En su obra «Ludwig Feuerbach y el fin de la filosofía clásica alemana» (1886) leemos igualmente que:
«Las leyes generales del movimiento, tanto del mundo exterior como del pensamiento humano son esencialmente idénticas en cuanto a la cosa, pero distintas en cuanto a la expresión, en el sentido de que el cerebro humano puede aplicarlas conscientemente mientras que en la naturaleza, y hasta hoy también, en gran parte, en la historia humana, estas leyes se abren paso de un modo inconsciente, bajo la forma de una necesidad exterior, en medio de una serie infinita de aparentes casualidades». (Friedrich Engels; Ludwig Feuerbach y el fin de la filosofía clásica alemana, 1886)
Y Engels acusa a la antigua filosofía de la naturaleza de haber suplantado las:
«Concatenaciones reales [de los fenómenos de la naturaleza], que aún no se habían descubierto, por otras ideales, imaginarias». (Friedrich Engels; Ludwig Feuerbach y el fin de la filosofía clásica alemana, 1886)

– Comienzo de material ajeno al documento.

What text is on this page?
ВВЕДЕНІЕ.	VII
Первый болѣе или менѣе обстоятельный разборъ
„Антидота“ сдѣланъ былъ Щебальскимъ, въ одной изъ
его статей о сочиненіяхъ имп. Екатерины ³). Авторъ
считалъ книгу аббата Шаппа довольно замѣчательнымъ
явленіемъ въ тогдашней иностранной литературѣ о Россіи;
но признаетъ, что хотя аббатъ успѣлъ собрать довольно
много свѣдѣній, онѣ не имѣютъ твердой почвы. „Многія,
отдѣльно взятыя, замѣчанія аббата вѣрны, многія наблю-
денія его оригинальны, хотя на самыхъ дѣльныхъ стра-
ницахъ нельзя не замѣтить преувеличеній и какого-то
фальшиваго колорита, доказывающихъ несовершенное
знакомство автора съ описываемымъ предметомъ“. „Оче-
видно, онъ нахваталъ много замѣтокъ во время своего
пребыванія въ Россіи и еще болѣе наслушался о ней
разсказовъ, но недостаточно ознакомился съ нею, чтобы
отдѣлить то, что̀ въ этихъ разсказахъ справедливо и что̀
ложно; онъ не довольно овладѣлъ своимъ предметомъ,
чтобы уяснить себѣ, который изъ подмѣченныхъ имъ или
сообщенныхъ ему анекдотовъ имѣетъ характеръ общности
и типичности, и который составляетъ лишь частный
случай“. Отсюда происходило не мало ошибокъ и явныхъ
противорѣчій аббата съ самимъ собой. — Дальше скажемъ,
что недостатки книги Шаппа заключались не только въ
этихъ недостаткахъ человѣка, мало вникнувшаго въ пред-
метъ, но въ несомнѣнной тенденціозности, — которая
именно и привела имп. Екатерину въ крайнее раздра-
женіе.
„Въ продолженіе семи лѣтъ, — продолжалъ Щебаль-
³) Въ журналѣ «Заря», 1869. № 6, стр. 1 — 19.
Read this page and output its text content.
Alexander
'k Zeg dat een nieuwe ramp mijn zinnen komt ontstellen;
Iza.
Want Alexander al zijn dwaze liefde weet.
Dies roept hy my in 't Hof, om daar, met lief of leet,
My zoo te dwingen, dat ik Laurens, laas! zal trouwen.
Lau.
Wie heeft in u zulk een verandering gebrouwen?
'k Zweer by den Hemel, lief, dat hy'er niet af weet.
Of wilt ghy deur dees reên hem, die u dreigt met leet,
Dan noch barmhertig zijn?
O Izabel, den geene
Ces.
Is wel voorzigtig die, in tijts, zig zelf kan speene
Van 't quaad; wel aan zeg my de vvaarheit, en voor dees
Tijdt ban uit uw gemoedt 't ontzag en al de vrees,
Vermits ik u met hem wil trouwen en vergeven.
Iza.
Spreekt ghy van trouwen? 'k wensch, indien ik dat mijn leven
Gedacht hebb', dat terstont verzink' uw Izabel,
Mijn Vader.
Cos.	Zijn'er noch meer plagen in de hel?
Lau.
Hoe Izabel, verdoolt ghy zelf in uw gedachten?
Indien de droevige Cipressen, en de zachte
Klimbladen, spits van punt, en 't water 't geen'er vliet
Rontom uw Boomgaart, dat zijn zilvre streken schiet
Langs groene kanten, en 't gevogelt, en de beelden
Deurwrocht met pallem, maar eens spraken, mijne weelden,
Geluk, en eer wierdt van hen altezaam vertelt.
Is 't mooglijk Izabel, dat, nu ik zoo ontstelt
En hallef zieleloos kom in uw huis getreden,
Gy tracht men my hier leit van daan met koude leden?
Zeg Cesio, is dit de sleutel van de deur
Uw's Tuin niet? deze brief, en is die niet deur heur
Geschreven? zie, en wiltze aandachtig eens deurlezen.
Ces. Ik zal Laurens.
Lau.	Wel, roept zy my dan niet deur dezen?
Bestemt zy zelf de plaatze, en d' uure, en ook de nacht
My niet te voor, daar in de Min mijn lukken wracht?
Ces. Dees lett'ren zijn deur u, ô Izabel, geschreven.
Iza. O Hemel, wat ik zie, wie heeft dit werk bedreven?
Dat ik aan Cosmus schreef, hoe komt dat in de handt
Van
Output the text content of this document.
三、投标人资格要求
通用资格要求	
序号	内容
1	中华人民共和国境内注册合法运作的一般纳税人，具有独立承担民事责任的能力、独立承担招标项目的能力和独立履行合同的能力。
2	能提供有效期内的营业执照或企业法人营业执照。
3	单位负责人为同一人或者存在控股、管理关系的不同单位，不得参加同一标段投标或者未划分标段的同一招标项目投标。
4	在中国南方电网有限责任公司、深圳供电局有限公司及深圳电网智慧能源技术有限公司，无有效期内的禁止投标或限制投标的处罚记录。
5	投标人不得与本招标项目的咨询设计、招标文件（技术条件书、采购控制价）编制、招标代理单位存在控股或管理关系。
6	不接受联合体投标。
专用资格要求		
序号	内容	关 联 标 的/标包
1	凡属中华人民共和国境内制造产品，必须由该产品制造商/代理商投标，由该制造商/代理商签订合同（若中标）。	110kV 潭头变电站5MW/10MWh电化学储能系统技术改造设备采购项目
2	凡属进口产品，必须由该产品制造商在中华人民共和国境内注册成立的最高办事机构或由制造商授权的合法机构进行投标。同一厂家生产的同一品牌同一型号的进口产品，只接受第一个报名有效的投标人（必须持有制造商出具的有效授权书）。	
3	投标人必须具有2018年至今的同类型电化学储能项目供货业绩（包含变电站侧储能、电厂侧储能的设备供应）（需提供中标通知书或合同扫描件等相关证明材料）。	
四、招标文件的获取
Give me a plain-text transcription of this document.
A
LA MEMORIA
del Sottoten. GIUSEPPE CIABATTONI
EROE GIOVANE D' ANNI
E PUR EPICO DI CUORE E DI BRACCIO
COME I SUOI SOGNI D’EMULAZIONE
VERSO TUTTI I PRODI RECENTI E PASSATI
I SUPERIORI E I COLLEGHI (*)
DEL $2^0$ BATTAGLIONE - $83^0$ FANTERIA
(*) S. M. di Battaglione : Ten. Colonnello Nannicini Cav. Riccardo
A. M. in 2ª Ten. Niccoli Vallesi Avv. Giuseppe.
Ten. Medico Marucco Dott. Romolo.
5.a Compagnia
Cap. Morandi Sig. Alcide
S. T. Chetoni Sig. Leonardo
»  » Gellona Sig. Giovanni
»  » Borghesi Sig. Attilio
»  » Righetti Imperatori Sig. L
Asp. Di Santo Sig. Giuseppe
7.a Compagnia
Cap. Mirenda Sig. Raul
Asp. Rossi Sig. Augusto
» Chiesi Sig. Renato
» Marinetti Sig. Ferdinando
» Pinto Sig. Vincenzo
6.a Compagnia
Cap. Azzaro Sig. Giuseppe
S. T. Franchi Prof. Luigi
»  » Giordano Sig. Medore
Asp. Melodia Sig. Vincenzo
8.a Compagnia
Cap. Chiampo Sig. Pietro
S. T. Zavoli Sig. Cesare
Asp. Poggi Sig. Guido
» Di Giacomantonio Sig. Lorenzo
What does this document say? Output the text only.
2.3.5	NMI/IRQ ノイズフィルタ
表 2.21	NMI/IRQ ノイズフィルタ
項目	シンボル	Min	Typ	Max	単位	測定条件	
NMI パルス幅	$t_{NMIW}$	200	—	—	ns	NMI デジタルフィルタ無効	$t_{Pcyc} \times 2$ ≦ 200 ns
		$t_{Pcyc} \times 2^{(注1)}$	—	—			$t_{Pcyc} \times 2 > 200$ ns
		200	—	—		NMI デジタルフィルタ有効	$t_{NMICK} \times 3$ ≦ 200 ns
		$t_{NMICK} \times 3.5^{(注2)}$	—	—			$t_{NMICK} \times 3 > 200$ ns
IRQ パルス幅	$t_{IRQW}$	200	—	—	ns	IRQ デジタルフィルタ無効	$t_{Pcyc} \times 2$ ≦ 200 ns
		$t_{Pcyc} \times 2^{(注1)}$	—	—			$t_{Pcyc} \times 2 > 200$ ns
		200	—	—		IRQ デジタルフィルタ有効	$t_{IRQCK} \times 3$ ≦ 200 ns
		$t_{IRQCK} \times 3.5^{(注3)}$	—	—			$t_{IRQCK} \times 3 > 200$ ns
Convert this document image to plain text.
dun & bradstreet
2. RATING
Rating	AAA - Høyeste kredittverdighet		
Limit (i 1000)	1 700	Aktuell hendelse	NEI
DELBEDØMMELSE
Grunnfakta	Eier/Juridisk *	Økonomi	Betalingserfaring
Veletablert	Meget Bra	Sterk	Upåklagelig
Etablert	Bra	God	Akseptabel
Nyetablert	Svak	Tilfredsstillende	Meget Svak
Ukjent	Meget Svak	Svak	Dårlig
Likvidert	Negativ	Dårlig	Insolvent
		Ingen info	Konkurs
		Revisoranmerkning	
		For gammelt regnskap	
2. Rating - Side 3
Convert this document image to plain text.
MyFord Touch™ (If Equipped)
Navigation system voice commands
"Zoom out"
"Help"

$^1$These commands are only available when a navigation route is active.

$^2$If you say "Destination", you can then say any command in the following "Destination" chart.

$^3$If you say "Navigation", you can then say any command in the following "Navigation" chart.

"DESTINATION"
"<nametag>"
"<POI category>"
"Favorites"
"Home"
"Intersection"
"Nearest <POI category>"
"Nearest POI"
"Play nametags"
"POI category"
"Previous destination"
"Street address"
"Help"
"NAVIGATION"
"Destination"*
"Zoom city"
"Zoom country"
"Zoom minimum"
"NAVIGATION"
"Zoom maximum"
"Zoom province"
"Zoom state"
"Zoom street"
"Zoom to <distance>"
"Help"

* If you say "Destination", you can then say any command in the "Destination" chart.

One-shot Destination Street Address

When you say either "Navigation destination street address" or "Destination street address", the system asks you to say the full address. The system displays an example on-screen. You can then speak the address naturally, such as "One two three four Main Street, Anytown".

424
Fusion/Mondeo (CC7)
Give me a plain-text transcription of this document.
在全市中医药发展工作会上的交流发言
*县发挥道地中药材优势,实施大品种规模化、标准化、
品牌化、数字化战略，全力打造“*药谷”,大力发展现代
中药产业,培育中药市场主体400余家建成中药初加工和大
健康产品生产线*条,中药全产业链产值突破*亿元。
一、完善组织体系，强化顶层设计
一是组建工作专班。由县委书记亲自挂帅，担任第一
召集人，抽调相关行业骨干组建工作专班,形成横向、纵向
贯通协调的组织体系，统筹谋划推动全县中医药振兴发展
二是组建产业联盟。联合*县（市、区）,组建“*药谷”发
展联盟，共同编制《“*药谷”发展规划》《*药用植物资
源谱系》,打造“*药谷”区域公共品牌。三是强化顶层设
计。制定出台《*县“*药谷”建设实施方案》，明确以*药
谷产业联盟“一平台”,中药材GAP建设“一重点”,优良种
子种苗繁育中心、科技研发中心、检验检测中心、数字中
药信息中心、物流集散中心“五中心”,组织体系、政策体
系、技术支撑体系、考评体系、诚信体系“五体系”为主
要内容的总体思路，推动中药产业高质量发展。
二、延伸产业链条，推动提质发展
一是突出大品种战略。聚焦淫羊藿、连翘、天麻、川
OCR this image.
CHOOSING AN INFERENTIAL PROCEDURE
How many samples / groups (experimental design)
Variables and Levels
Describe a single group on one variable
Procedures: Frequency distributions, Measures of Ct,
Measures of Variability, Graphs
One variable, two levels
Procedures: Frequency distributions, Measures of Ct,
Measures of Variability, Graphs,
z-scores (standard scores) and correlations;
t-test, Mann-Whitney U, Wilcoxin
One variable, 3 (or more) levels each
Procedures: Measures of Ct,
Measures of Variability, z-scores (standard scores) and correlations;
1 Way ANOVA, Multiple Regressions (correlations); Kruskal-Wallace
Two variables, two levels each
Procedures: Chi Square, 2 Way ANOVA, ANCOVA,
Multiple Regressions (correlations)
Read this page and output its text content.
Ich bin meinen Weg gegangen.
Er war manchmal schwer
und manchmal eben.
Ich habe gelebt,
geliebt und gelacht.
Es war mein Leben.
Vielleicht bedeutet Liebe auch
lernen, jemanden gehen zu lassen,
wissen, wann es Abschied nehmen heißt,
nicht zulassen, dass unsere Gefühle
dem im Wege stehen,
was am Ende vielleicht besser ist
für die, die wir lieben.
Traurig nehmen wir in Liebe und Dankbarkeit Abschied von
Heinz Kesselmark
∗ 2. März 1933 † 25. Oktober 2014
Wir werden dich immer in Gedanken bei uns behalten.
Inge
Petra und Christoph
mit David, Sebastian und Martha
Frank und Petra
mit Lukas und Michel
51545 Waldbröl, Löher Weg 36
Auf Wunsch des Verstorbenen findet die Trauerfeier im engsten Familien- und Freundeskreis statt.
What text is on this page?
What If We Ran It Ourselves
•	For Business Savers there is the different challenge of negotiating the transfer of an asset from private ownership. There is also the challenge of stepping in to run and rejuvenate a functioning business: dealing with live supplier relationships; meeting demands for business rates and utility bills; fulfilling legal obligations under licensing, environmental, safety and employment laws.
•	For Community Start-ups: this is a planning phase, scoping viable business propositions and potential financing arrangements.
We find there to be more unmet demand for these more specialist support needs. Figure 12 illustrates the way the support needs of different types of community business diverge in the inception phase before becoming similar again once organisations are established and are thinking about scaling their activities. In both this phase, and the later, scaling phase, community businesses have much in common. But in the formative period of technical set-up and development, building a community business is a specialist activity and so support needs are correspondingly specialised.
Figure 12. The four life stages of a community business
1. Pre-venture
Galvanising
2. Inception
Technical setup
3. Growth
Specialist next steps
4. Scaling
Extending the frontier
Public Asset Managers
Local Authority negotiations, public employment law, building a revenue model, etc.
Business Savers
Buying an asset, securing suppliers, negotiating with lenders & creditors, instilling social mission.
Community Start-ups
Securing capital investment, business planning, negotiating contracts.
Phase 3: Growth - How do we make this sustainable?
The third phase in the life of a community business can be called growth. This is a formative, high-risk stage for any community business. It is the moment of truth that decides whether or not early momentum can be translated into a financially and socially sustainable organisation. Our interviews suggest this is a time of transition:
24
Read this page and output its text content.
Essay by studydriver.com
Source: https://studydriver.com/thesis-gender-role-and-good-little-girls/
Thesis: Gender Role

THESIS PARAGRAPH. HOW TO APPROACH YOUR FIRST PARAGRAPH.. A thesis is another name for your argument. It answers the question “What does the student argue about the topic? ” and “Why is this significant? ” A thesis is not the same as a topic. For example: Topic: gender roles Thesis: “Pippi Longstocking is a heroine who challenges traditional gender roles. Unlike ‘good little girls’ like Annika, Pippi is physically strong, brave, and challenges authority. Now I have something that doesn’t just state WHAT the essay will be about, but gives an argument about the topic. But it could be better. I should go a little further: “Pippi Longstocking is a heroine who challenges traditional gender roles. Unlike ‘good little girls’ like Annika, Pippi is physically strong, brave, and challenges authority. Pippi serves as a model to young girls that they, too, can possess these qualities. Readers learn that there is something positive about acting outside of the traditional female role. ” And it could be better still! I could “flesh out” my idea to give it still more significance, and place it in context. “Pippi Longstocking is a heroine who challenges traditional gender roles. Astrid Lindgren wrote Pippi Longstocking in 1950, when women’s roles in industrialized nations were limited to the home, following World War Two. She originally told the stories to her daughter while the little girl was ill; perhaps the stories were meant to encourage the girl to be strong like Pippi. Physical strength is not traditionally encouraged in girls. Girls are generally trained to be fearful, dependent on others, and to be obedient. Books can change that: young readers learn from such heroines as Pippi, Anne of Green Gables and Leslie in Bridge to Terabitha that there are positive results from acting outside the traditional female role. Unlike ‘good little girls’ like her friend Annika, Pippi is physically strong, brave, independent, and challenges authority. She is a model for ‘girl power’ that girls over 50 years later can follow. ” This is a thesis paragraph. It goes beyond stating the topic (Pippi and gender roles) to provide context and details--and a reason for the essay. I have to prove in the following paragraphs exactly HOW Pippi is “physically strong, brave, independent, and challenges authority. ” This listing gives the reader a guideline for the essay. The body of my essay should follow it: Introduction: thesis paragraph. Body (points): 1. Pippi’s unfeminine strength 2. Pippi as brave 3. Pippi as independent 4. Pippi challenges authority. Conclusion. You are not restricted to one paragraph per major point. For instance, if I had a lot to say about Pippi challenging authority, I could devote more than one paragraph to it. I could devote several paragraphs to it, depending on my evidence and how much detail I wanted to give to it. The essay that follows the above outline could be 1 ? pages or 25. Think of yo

El reconocimiento de las leyes objetivas, el reconocimiento de la causalidad y de la necesidad en la naturaleza, está expresado muy claramente por Engels, que al mismo tiempo subraya el carácter relativo de nuestros reflejos, es decir, de los reflejos humanos, aproximativos, de esas leyes en tales o cuales conceptos.
Refiriéndonos a J. Dietzgen, debemos indicar ante todo una de las innumerables tergiversaciones de la cuestión por nuestros machistas [Nota de Bitácora (M-L): los «machistas» a los que se refiere Lenin son los seguidores de Ernst Mach, figura fundamental, junto a Avenarius, de la filosofía empiriocriticista]. Uno de los autores de los Ensayos «sobre» La filosofía del marxismo, el señor Helfond, nos dice:
«Los puntos fundamentales de la concepción del mundo de Dietzgen pueden ser resumidos como sigue: a) la dependencia causal que atribuimos a las cosas no está, en realidad, contenida en las cosas mismas». (O. I. Helfond; Ensayos sobre la filosofía del marxismo, 1908)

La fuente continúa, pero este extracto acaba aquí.